APOA2-mediated endothelial mesenchymal transition and cancer lipid metabolism reprogramming confers antiangiogenic drug resistance through TGF-β.

Angiogenesis is a hallmark of hepatocellular carcinoma (HCC), yet most cases resist antiangiogenic drugs (AADs) targeting VEGFA-VEGFR2, and the molecular mechanisms remain largely unknown. Here, we show that apolipoprotein A2 (APOA2) mediates endothelial-to-mesenchymal transition and reprograms cancer lipid metabolism, inducing AAD resistance in HCC. This occurs via downregulating VEGFR2 in vascular endothelial cells and promoting high cancer cell proliferation with low apoptosis. The whole transcriptome sequencing of unresectable human HCC specimens revealed elevated expression of APOA2 in the AAD-resistant group. Furthermore, the overexpression of APOA2 confirmed resistance to AAD therapy in an HCC-bearing mouse model. AAD treatment had no effect on tumor angiogenesis in HCC overexpressing APOA2, while cancer cells exhibited increased proliferation and reduced apoptosis. Mechanistically, proteomic analysis verified that APOA2 significantly upregulates transforming growth factor-beta (TGF-β) related proteins. Furthermore, the secretion of TGF-β was markedly increased in HCC cell culture medium and the blood of HCC-bearing mice after APOA2 overexpression. On the one hand, TGF-β reduced VEGFR-2 expression and increased mesenchymal gene expression in ECs. On the other hand, TGF-β initiated fatty acid (FA) oxidation metabolic reprogramming and increased uptake of free FAs, stimulating cancer cell proliferation.
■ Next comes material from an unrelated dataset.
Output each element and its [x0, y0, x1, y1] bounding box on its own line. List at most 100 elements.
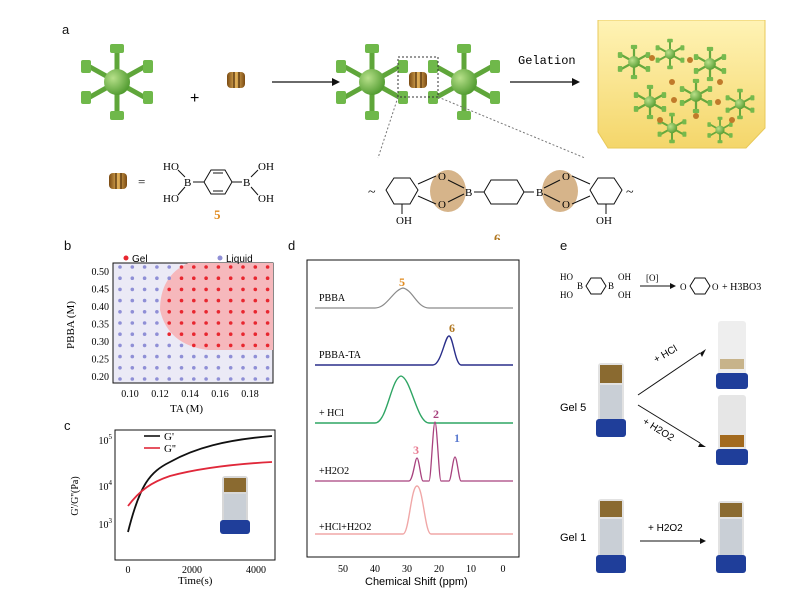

Furthermore, inhibition of TGF-β eliminated APOA2-mediated EndoMT and cancer lipid metabolism reprogramming. Notably, HCC with high expression of APOA2 relied on TGF-β to promote cell proliferation and angiogenesis, and pharmacological loss of TGF-β function can reduce angiogenesis and malignant tumor proliferation. These findings reveal an effective cancer therapy concept by inhibition of TGF-β, targeting angiogenesis and lipid metabolism reprogramming.